As more castrated bodies are discovered and fear spreads, Cristina becomes both witness and suspect. She also emerges as an unlikely source for the investigation, helping to interpret the mysterious messages left at each crime scene: fragmented lines of poetry, carefully written in coral nail polish, or lipstick, or cut-out letters from magazines and newspapers. “Beware of me, my love,” one reads, a message of both seduction and menace. As the killer evades the grasp of both Cristina and the police, the missives become more pervasive, changing form, at once taunting and tormented, philosophical and unhinged.
“Death Takes Me” was first published nearly 20 years ago in its original Spanish. Now it arrives in the United States, seamlessly translated into English by Sarah Booker and Robin Myers. The victims are men, the murders explicitly and vividly physical. But in describing the attacks, language itself performs its own secondary mutilation. As Cristina says, “La víctima is always feminine. Do you see? … This word will castrate them over and over again.”

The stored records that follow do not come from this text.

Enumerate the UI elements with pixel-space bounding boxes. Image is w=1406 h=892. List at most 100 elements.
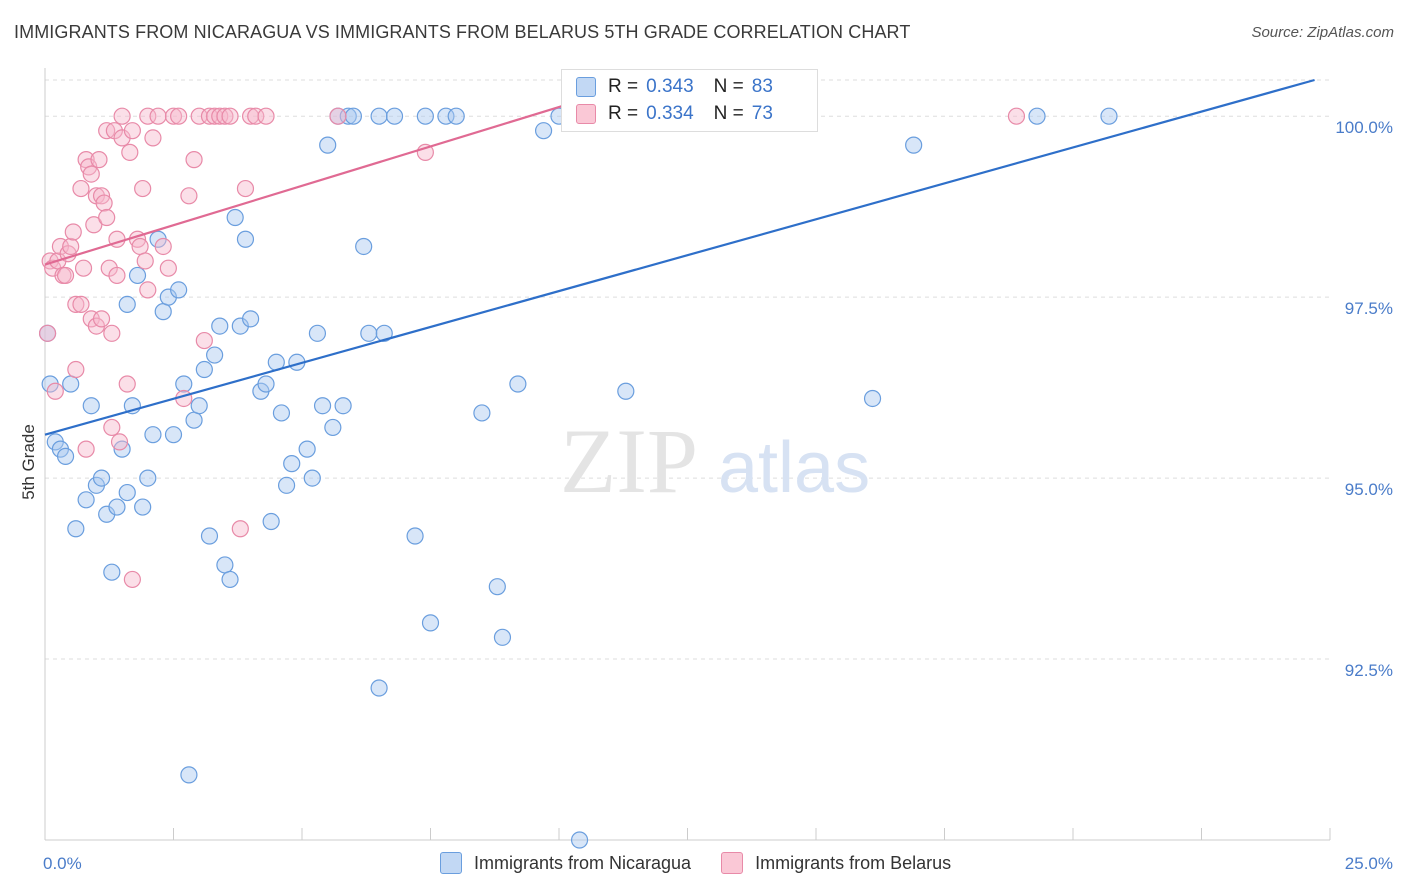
data-point[interactable] [108,498,126,516]
data-point[interactable] [570,831,589,849]
data-point[interactable] [534,122,553,140]
data-point[interactable] [62,375,80,393]
data-point[interactable] [154,303,172,321]
data-point[interactable] [72,295,90,313]
data-point[interactable] [170,107,188,125]
data-point[interactable] [221,570,239,589]
data-point[interactable] [447,107,465,125]
data-point[interactable] [139,469,157,487]
data-point[interactable] [149,107,167,125]
data-point[interactable] [144,129,162,147]
data-point[interactable] [375,324,393,342]
data-point[interactable] [136,252,154,270]
data-point[interactable] [334,397,352,415]
data-point[interactable] [236,179,255,198]
data-point[interactable] [82,397,100,415]
data-point[interactable] [190,397,208,415]
data-point[interactable] [56,447,75,465]
data-point[interactable] [277,476,296,494]
data-point[interactable] [206,346,224,364]
data-point[interactable] [77,440,95,458]
data-point[interactable] [72,179,90,198]
data-point[interactable] [180,766,198,784]
data-point[interactable] [262,512,280,531]
data-point[interactable] [131,237,149,256]
data-point[interactable] [298,440,316,458]
data-point[interactable] [95,194,113,212]
data-point[interactable] [211,317,229,335]
data-point[interactable] [118,375,136,393]
data-point[interactable] [1100,107,1118,125]
data-point[interactable] [257,375,275,393]
data-point[interactable] [617,382,635,400]
data-point[interactable] [313,397,332,415]
data-point[interactable] [67,360,85,379]
data-point[interactable] [159,259,177,277]
data-point[interactable] [103,324,121,342]
data-point[interactable] [195,360,213,379]
data-point[interactable] [118,483,136,502]
data-point[interactable] [113,107,131,125]
data-point[interactable] [226,208,244,227]
data-point[interactable] [103,563,121,581]
data-point[interactable] [324,418,342,437]
data-point[interactable] [216,556,234,574]
data-point[interactable] [170,281,188,299]
data-point[interactable] [385,107,404,125]
data-point[interactable] [85,216,103,234]
data-point[interactable] [344,107,362,125]
data-point[interactable] [200,527,219,545]
data-point[interactable] [488,578,506,596]
data-point[interactable] [319,136,337,154]
data-point[interactable] [118,295,136,313]
data-point[interactable] [134,179,152,198]
data-point[interactable] [62,237,80,256]
data-point[interactable] [74,259,93,277]
data-point[interactable] [370,107,388,125]
legend-item-nicaragua[interactable]: Immigrants from Nicaragua [440,852,691,874]
data-point[interactable] [283,455,301,473]
data-point[interactable] [303,469,321,487]
data-point[interactable] [221,107,239,125]
data-point[interactable] [175,375,193,393]
data-point[interactable] [144,426,162,444]
data-point[interactable] [108,266,126,285]
data-point[interactable] [370,679,388,697]
data-point[interactable] [863,389,882,408]
data-point[interactable] [509,375,527,393]
data-point[interactable] [164,426,183,444]
data-point[interactable] [164,107,183,125]
data-point[interactable] [82,165,100,183]
data-point[interactable] [38,324,57,342]
data-point[interactable] [46,382,64,400]
data-point[interactable] [406,527,424,545]
legend-item-belarus[interactable]: Immigrants from Belarus [721,852,951,874]
data-point[interactable] [1007,107,1026,125]
data-point[interactable] [308,324,327,342]
data-point[interactable] [180,187,198,205]
data-point[interactable] [110,433,129,451]
data-point[interactable] [56,266,75,285]
data-point[interactable] [329,107,347,125]
data-point[interactable] [236,230,255,248]
data-point[interactable] [416,107,434,125]
data-point[interactable] [1028,107,1046,125]
data-point[interactable] [185,151,203,169]
data-point[interactable] [103,418,121,437]
data-point[interactable] [185,411,203,429]
data-point[interactable] [421,614,440,632]
data-point[interactable] [134,498,152,516]
data-point[interactable] [355,237,373,256]
data-point[interactable] [242,310,260,328]
data-point[interactable] [257,107,275,125]
data-point[interactable] [493,628,512,646]
data-point[interactable] [90,151,108,169]
data-point[interactable] [98,208,116,227]
data-point[interactable] [360,324,378,342]
data-point[interactable] [77,491,95,509]
data-point[interactable] [272,404,291,422]
data-point[interactable] [123,122,141,140]
data-point[interactable] [139,281,157,299]
data-point[interactable] [92,310,111,328]
data-point[interactable] [154,237,172,256]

Always present in Rivera Garza’s body of work is an interest in close interpretation — often, the interpretation of texts, be they poems, journal entries, letters or newspaper articles. In her memoir “Liliana’s Invincible Summer,” Rivera Garza herself guides the reader through the eponymous Liliana’s journals and via interviews with her friends, as she painstakingly pieces together a portrait of her murdered sister.

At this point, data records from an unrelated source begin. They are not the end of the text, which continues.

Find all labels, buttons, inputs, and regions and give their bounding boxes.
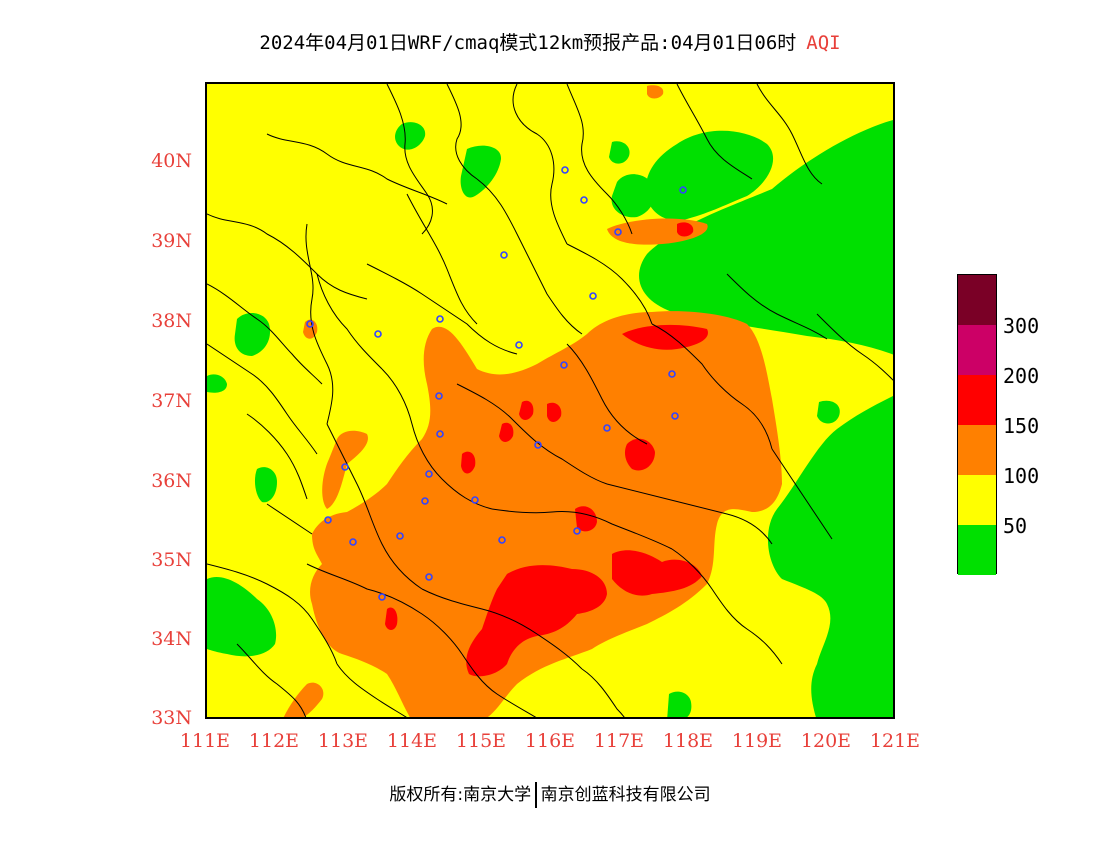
title-suffix: AQI xyxy=(806,32,841,54)
city-marker xyxy=(396,532,404,540)
unhealthy-zone-tianjin xyxy=(677,222,694,237)
credit-separator xyxy=(535,782,537,808)
legend-label-50: 50 xyxy=(1003,514,1028,538)
legend-swatch xyxy=(958,375,996,425)
city-marker xyxy=(436,315,444,323)
usg-zone-main xyxy=(310,311,782,717)
lat-label-38n: 38N xyxy=(151,310,192,332)
lon-label-120e: 120E xyxy=(800,730,852,752)
city-marker xyxy=(324,516,332,524)
credit-right: 南京创蓝科技有限公司 xyxy=(540,785,711,805)
city-markers xyxy=(306,166,687,601)
unhealthy-zone-spot-a xyxy=(499,422,514,442)
city-marker xyxy=(435,392,443,400)
city-marker xyxy=(614,228,622,236)
city-marker xyxy=(349,538,357,546)
copyright-credit: 版权所有:南京大学 南京创蓝科技有限公司 xyxy=(0,780,1100,808)
legend-label-300: 300 xyxy=(1003,314,1040,338)
city-marker xyxy=(498,536,506,544)
unhealthy-zone-north xyxy=(622,324,708,350)
good-zone-west-b xyxy=(207,374,227,393)
lon-label-121e: 121E xyxy=(869,730,921,752)
city-marker xyxy=(378,593,386,601)
city-marker xyxy=(589,292,597,300)
good-zone-north-a xyxy=(395,122,426,150)
good-zone-south xyxy=(667,691,692,717)
aqi-map xyxy=(205,82,895,719)
city-marker xyxy=(425,573,433,581)
city-marker xyxy=(679,186,687,194)
lon-label-119e: 119E xyxy=(731,730,783,752)
city-marker xyxy=(500,251,508,259)
unhealthy-zone-spot-e xyxy=(519,400,534,420)
good-zone-east-coast xyxy=(817,400,840,424)
legend-swatch xyxy=(958,325,996,375)
lat-label-35n: 35N xyxy=(151,549,192,571)
lon-label-118e: 118E xyxy=(662,730,714,752)
legend-label-150: 150 xyxy=(1003,414,1040,438)
city-marker xyxy=(341,463,349,471)
city-marker xyxy=(471,496,479,504)
city-marker xyxy=(306,320,314,328)
city-marker xyxy=(603,424,611,432)
unhealthy-zone-mid xyxy=(575,506,597,532)
lon-label-113e: 113E xyxy=(317,730,369,752)
city-marker xyxy=(580,196,588,204)
good-zone-west-a xyxy=(234,312,271,356)
admin-boundaries xyxy=(207,84,893,717)
credit-left: 版权所有:南京大学 xyxy=(389,785,532,805)
lat-label-33n: 33N xyxy=(151,707,192,729)
good-zone-west-c xyxy=(254,467,277,503)
title-main: 2024年04月01日WRF/cmaq模式12km预报产品:04月01日06时 xyxy=(259,32,797,54)
map-title: 2024年04月01日WRF/cmaq模式12km预报产品:04月01日06时 A… xyxy=(0,28,1100,55)
good-zone-tianjin xyxy=(611,174,655,218)
lon-label-115e: 115E xyxy=(455,730,507,752)
lat-label-40n: 40N xyxy=(151,150,192,172)
unhealthy-zone-spot-d xyxy=(385,607,398,630)
usg-zone-south-tail xyxy=(283,682,324,717)
city-marker xyxy=(671,412,679,420)
legend-swatch xyxy=(958,525,996,575)
good-zone-southwest xyxy=(207,576,277,657)
lon-label-112e: 112E xyxy=(248,730,300,752)
lat-label-34n: 34N xyxy=(151,628,192,650)
legend-label-200: 200 xyxy=(1003,364,1040,388)
city-marker xyxy=(561,166,569,174)
lon-label-111e: 111E xyxy=(179,730,231,752)
aqi-map-svg xyxy=(207,84,893,717)
good-zone-beijing xyxy=(460,145,502,198)
legend-swatch xyxy=(958,475,996,525)
unhealthy-zone-center xyxy=(624,438,655,471)
lat-label-37n: 37N xyxy=(151,390,192,412)
unhealthy-zone-spot-b xyxy=(461,451,476,474)
lon-label-116e: 116E xyxy=(524,730,576,752)
good-zone-north-b xyxy=(609,141,630,164)
city-marker xyxy=(425,470,433,478)
lat-label-39n: 39N xyxy=(151,230,192,252)
city-marker xyxy=(668,370,676,378)
city-marker xyxy=(515,341,523,349)
aqi-legend xyxy=(957,274,997,575)
city-marker xyxy=(560,361,568,369)
lon-label-117e: 117E xyxy=(593,730,645,752)
legend-swatch xyxy=(958,275,996,325)
city-marker xyxy=(436,430,444,438)
unhealthy-zone-south-large xyxy=(466,565,607,677)
city-marker xyxy=(534,441,542,449)
city-marker xyxy=(573,527,581,535)
city-marker xyxy=(421,497,429,505)
lat-label-36n: 36N xyxy=(151,470,192,492)
good-zone-north-bay xyxy=(645,130,774,221)
usg-zone-north-spot xyxy=(647,85,664,99)
unhealthy-zone-southeast xyxy=(612,550,702,596)
unhealthy-zone-spot-c xyxy=(547,402,562,422)
legend-swatch xyxy=(958,425,996,475)
good-zone-sea xyxy=(639,120,893,717)
legend-label-100: 100 xyxy=(1003,464,1040,488)
city-marker xyxy=(374,330,382,338)
lon-label-114e: 114E xyxy=(386,730,438,752)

“Death Takes Me” riffs on these same ideas and motifs. We again have a Cristina Rivera Garza, working to interpret a text in the high-stakes arena of life and death — only this time she is a fictional narrator, and the story is a detective story instead of a somber personal reckoning.

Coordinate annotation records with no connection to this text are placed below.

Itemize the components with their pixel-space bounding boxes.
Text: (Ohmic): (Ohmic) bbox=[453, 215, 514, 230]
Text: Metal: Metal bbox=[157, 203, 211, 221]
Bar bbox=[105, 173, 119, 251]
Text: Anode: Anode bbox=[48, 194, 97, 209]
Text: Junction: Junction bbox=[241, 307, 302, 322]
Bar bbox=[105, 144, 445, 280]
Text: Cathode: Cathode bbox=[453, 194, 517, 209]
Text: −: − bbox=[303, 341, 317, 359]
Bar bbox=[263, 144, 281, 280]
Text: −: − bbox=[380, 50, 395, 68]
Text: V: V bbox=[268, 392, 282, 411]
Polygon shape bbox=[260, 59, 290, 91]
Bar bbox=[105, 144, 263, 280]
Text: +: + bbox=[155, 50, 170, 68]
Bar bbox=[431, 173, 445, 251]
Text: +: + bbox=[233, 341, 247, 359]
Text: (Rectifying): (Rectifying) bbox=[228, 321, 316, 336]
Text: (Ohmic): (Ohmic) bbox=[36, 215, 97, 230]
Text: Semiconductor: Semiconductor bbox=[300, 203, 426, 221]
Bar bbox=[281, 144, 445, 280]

But this detective novel radically scrambles what we think of, and how we relate to, the genre. The book features some of the standard fare of the mystery: There are bodies and clues, suspects and investigations, a pungent sense of fear and unease. And there are playful nods to familiar archetypes (the tabloid journalist is named “the Tabloid Journalist,” etc.). But the path toward apprehending the culprit runs not through a procedural hunt but via an unlikely act of literary criticism.
The missives the killer leaves at the scene of each crime are revealed to be lines lifted from the poetry of the great Argentine writer Alejandra Pizarnik. These clues are what initially compel the Detective to contact Cristina; she recognizes the case to be “full of psychological nooks and crannies. Of poetic shadows.
Gender traps. Metaphors. Metonyms.”
That also describes Rivera Garza’s exceptional style, and the deeply rewarding experience of reading “Death Takes Me.”The novel argues that reading isn’t just detective work or a form of interrogation; it’s deadly, in and of itself. Reader, writer, killer vividly collide. As the novel’s anonymous message writer says, “Those who analyze, murder. I’m sure you knew that, Professor. Those who read carefully, dismember. We all kill.”